Der Termin steht fest: Ab 13. Dezember 2020 heißt die Heilmeyersteige Eselsbergsteige. Diesen Termin nannte Gerrit Bernstein, Chef der Abteilung Vermessung der Stadt Ulm, bei einem Ausspracheabend im Bürgerzentrum Eselsberg. Kulturbürgermeisterin Iris Mann, mehrere Stadträte und Mitarbeiter der Arbeitsgruppe, die sich mit der Person Ludwig Heilmeyers und einer Umbenennung der Straße beschäftigt hatten, stellten sich den Fragen von Anwohnern. Zudem zeigt eine Ausstellung im Bürgerzentrum die Biografie des renommierten Hämatologen und Gründungsrektors der Universität Ulm und die Gründe, aus denen Ludwig Heilmeyer nicht als Vorbild zu sehen ist. Das Bürgerzentrum ist wegen der Gefahr der Verbreitung des Coronavirus zunächst bis einschließlich 19. April geschlossen. Diese Regelung ist Teil einer Allgemeinverfügung der Stadt Ulm.

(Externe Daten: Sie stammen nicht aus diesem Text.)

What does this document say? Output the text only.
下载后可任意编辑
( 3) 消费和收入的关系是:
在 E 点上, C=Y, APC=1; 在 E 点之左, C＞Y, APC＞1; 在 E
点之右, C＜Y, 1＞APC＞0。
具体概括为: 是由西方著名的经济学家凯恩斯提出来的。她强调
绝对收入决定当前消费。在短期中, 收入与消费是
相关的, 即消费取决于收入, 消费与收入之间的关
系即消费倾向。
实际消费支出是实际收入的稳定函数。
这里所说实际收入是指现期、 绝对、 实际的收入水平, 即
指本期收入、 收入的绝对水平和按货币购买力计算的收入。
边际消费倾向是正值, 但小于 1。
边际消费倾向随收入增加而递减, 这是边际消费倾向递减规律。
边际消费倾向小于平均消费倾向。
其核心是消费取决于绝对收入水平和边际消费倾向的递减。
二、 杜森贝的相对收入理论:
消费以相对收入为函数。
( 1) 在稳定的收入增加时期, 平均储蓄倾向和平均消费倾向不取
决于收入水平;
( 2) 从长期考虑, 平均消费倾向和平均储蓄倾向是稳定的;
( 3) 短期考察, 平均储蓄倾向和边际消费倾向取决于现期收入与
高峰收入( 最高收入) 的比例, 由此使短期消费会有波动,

Im Vorfeld des Gemeinderatsbeschlusses zur Umbenennung der Heilmeyersteige war der Ulmer Medizinhistoriker Florian Steger mit einem Gutachten beauftragt worden; Steger war zu dem Schluss gekommen, dass Ludwig Heilmeyer trotz seiner medizinischen Verdienste die Voraussetzung nicht erfülle, dass eine Straße nach ihm heißen könne: „Vorbildliche Charaktereigenschaften sind nicht zu erkennen.“ Die Ausstellung zeigt, dass der 1969 verstorbene Mediziner, der förderndes Mitglied der SS gewesen war, zum Beispiel ein richtungsweisendes Werk als seines reklamierte, die Erstausgabe des jüdischen und im Holocaust ermordeten Mediziners Hans Hirschfeld aber verschwieg.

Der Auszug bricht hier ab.